Las dos caras del conflicto por la PCH Cocorná I

El proceso de licenciamiento de la pequeña Central Hidroeléctrica (PCH) Cocorná I ha generado diversas opiniones entre la comunidad que se siente afectada por el proyecto y las autoridades ambientales que buscan a generación de energía sobre este afluente.

En evento realizado por Cornare, se dieron las razones por las cuales según ellos consideran que el proyecto es viable ambiental, social y económicamente. Por otro lado, varias movilizaciones, colectivos y corporaciones, marcharon el 1 de marzo, para exigir el respeto de las personas, los recursos naturales y la reserva de las áreas forestales al tratar de proteger los cauces del río que son patrimonio de la región y de sus pobladores.

Cornare y Jonathan Jaramillo, representante de la Corporación Cocorná Consciente, le dieron a La Prensa las versiones de lo que significa este proyecto.

Proyecto PCH Cocorná I

Este proyecto se basa en la construcción de una captación para desviar por aproximadamente 1,5 km parte del caudal del río Cocorná. Este es conducido por un túnel hacia una casa de máquinas subterránea, donde se produce la energía, para luego devolver el agua al cauce del río.

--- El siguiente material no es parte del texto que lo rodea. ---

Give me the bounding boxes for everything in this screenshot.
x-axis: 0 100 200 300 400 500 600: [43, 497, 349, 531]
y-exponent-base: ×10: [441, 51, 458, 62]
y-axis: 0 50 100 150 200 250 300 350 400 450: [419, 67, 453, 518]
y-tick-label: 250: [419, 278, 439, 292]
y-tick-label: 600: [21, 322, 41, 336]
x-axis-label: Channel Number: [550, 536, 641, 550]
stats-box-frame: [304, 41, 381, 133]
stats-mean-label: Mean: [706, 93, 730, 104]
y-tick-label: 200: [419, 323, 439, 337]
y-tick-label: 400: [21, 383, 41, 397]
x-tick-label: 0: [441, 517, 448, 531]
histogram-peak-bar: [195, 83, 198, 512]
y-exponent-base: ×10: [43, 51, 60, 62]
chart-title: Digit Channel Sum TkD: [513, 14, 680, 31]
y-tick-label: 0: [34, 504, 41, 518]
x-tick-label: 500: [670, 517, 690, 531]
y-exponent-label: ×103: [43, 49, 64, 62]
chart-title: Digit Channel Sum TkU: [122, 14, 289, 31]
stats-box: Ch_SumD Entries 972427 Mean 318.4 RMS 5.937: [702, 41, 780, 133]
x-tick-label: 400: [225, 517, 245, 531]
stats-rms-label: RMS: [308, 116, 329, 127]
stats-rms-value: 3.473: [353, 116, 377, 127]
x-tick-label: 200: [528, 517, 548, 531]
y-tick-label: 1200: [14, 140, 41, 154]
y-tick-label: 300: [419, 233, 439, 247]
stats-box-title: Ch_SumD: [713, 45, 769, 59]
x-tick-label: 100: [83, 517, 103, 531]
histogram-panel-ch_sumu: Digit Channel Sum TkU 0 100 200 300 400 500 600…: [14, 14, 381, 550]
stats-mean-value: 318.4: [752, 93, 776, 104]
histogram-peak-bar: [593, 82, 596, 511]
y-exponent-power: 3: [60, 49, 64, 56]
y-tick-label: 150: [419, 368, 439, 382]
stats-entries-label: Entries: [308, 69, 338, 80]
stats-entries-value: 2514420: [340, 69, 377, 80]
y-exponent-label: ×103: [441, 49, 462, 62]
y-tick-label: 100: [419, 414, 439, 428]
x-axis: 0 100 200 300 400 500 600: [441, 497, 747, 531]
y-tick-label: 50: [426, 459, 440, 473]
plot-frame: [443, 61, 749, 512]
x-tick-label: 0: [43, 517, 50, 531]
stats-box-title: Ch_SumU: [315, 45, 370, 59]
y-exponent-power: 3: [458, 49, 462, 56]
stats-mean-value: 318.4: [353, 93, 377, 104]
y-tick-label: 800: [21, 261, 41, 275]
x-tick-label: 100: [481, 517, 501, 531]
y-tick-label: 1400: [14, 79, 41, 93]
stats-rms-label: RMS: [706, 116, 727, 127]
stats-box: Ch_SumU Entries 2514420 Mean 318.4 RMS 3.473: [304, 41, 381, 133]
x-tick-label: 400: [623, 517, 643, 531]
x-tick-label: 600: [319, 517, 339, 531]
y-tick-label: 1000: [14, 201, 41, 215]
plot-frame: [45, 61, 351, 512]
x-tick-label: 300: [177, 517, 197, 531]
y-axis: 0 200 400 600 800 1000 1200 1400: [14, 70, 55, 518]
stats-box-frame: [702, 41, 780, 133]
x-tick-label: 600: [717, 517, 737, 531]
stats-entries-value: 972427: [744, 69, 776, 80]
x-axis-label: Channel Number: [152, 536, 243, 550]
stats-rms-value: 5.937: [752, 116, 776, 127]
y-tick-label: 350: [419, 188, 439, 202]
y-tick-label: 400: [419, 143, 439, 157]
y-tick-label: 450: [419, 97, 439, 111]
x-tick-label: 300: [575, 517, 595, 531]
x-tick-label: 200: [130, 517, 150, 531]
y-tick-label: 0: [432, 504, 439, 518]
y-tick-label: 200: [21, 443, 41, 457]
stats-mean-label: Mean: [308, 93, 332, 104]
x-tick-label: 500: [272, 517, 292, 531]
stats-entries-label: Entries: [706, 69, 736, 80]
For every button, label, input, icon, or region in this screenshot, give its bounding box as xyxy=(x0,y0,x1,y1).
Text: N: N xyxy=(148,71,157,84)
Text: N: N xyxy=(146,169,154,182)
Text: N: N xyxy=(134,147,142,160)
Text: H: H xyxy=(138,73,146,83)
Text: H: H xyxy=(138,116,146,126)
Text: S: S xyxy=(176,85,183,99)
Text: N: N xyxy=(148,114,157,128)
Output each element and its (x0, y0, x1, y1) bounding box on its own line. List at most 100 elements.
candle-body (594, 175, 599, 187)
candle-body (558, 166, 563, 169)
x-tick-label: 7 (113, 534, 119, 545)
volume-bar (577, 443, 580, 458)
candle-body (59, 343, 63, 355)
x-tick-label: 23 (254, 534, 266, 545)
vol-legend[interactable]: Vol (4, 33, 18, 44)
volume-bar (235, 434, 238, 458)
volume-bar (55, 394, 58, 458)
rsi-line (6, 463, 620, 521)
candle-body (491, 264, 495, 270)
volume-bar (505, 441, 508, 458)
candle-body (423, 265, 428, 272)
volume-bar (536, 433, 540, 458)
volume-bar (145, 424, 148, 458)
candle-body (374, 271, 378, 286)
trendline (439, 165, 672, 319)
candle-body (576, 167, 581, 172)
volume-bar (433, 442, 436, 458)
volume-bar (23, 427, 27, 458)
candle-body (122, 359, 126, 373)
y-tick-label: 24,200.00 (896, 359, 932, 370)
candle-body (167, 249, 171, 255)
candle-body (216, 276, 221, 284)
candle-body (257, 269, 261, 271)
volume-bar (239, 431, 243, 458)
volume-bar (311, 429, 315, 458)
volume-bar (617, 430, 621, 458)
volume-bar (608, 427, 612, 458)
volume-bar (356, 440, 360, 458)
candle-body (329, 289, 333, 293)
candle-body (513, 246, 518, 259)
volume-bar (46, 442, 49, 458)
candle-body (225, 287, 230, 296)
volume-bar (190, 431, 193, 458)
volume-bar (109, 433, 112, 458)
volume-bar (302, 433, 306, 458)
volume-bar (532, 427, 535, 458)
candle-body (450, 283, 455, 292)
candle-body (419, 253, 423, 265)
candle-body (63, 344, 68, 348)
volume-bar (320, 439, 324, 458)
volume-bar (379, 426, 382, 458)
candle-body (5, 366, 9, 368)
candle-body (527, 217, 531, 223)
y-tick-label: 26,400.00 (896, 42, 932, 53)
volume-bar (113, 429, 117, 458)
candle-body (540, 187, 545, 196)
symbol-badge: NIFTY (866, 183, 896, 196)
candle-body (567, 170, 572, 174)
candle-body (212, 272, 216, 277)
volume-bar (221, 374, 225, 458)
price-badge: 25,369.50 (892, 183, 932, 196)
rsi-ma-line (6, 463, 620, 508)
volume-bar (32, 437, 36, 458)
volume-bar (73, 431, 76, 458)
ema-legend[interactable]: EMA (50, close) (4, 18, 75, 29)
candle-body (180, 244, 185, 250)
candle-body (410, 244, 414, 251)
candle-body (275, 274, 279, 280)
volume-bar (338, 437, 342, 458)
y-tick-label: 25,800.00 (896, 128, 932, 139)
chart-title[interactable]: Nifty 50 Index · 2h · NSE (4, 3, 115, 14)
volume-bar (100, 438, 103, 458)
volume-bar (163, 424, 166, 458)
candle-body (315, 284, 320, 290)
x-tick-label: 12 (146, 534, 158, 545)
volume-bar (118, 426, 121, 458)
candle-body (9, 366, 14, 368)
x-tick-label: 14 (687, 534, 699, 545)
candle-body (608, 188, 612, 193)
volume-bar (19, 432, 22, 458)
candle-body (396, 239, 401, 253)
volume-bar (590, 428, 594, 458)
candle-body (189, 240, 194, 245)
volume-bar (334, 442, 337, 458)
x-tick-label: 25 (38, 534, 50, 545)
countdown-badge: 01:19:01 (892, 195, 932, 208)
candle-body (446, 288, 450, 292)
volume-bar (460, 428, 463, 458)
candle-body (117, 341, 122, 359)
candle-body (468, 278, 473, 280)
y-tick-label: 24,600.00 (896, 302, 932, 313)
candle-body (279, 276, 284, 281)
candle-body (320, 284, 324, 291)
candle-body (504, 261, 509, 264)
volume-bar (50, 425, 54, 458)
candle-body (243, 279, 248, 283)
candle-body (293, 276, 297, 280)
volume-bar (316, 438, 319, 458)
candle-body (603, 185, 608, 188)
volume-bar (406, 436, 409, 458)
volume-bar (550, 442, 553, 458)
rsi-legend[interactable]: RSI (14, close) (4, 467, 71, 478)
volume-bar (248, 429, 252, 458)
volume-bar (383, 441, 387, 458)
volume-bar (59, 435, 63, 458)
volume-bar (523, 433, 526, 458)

Es un proceso que está en trámite desde 2009 y que inició como una solicitud de Concesión de Aguas que, para la fecha, por tratarse de generación de menos de 10 MW no requería licencia ambiental. Sin embargo, Cornare en el 2016 recomendó a la sociedad interesada en ejecutarlo que migrara a licenciamiento Ambiental y así lo hizo la empresa.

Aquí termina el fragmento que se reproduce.